ASCII-focused helpers:

c.is_ascii_alphabetic()
c.is_ascii_alphanumeric()
c.is_ascii_digit()
c.to_ascii_lowercase_char()  # → char (no expansion)
c.to_ascii_uppercase_char()

Numeric value & digit parsing

'7'.to_digit(10)   # Some(7)
'a'.to_digit(16)   # Some(10)
'Ⅷ'.to_digit(10)   # None (Roman numerals are not Nd)

to_digit(radix: u32) -> Option<u32> supports radix 2…36 and uses Unicode Nd for 0–9 and ASCII letters for 10–35.

Case conversion

Some mappings expand (e.g., 'ß' → "SS"). Loom offers string and single-char variants:

'ß'.to_upper()          # "SS"        (string)
'ß'.to_upper_char()     # None        (no single-char upper)
'İ'.to_lower()          # "i̇"         (note combining dot)
'a'.to_upper_char()     # Some('A')

APIs:

to_upper() / to_lower() / case_fold() → string (full Unicode)
to_upper_char() / to_lower_char() → Option<char> (only when 1:1)

Comparison, ordering, hashing

== / != compare code points.
<, <=, >, >= order by code point value.
hash() uses code point value.

For locale-aware sorting/collation, use string-level collation.

Interaction with `string`

Iterating over a string yields char values:

for ch in "Hello, 世界".chars() {
    print(ch)
}

Counting characters:

let n = "café".chars_len()  # 4

Important: A char is a scalar value, not a grapheme cluster. Many user-visible “characters” are multiple scalars (e.g., 'e' + COMBINING ACUTE, emoji with skin tones/ZWJ sequences). For cursoring, deletion, and UI selection, operate on grapheme clusters (via graphemes() in the text/icu add-on), not raw chars.

Performance notes

char operations are O(1).
Converting char ⇄ UTF-8 uses small fixed code paths (1–4 bytes).
Frequent case conversions that expand should be done at the string level to avoid repeated allocation.

Examples

Filter only ASCII digits

pub func only_ascii_digits(s: string): string {
    var out: string = ""
    out.reserve(s.bytes_len())
    for ch in s.chars() {
        if ch.is_ascii_digit() { out += ch.to_string() }
    }
    ret out
}

Titlecase first letter of each word (simple ASCII)

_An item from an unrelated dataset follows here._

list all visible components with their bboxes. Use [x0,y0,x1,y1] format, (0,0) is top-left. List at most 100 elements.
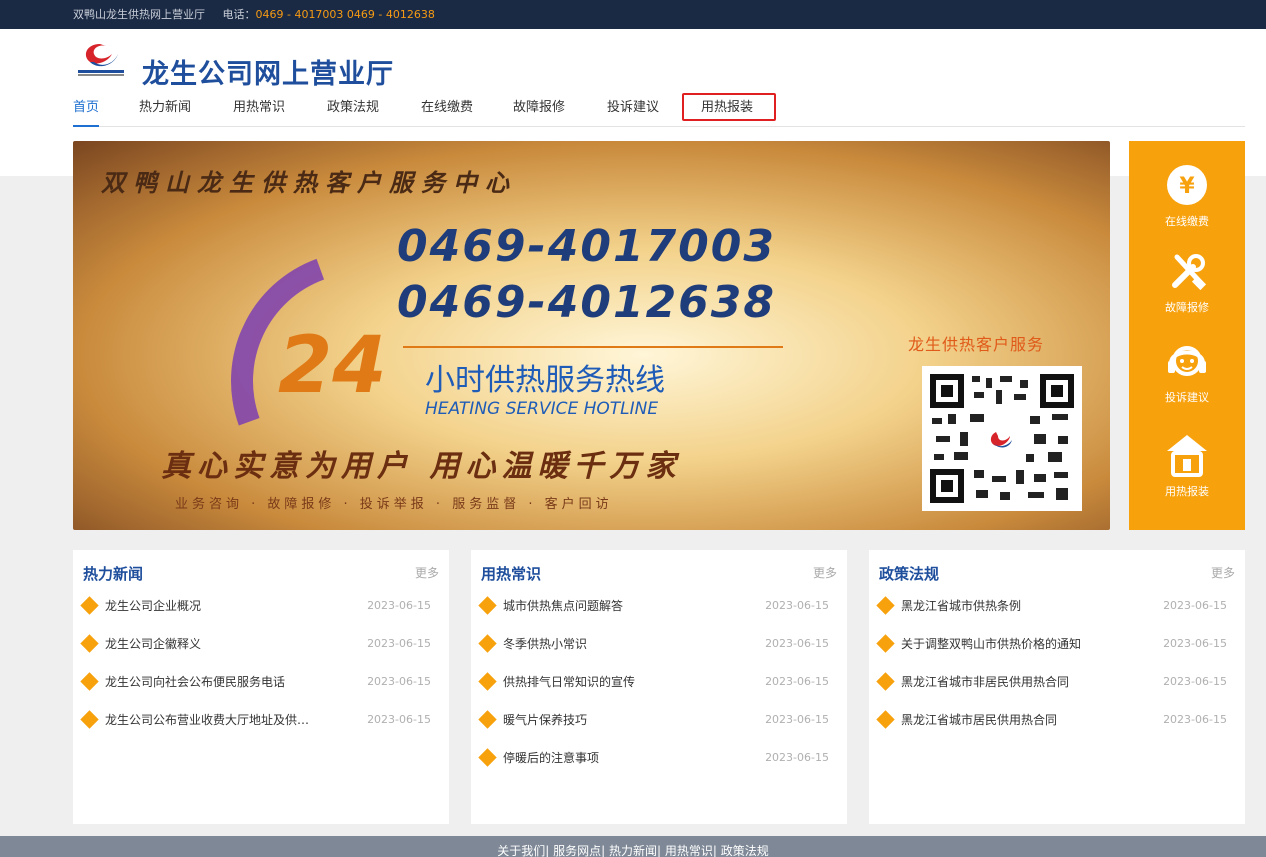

pub func title_ascii_words(s: string): string {
    var out: string = ""
    var new_word = true
    for ch in s.chars() {
        if ch.is_ascii_alphanumeric() {
            out += (new_word ? ch.to_ascii_uppercase_char() : ch).to_string()
            new_word = false
        } else {
            out += ch.to_string()
            new_word = true
        }
    }
    ret out
}

Count combining marks

pub func count_combining(s: string): usize {
    var n: usize = 0
    for ch in s.chars() {
        if ch.is_combining_mark() { n += 1 }
    }
    ret n
}

Encode without allocation

pub func write_char_utf8(dst: &mut []u8, ch: char): usize {
    var tmp: [u8; 4]
    let n = ch.encode_utf8(&mut tmp)
    dst.write(&tmp[0..n])
    ret n
}

FAQs

Q: Can a char be a surrogate value? A: No. Surrogates (U+D800 … U+DFFF) are not Unicode scalar values and are rejected by safe constructors.

Q: Why does uppercasing a single char sometimes return a string? A: Unicode rules allow expansions (e.g., 'ß' → "SS"). Use to_upper_char() if you need a single-char mapping only when it exists.

Q: How many bytes does a char take in UTF-8? A: 1 to 4 bytes. Use encode_utf8 to write into a 4-byte buffer or utf8_len() to query the length.

Q: Is char the same as a user-visible “character”? A: Not necessarily. Many user-visible characters are grapheme clusters composed of multiple chars. Use grapheme-aware APIs when working with UI text.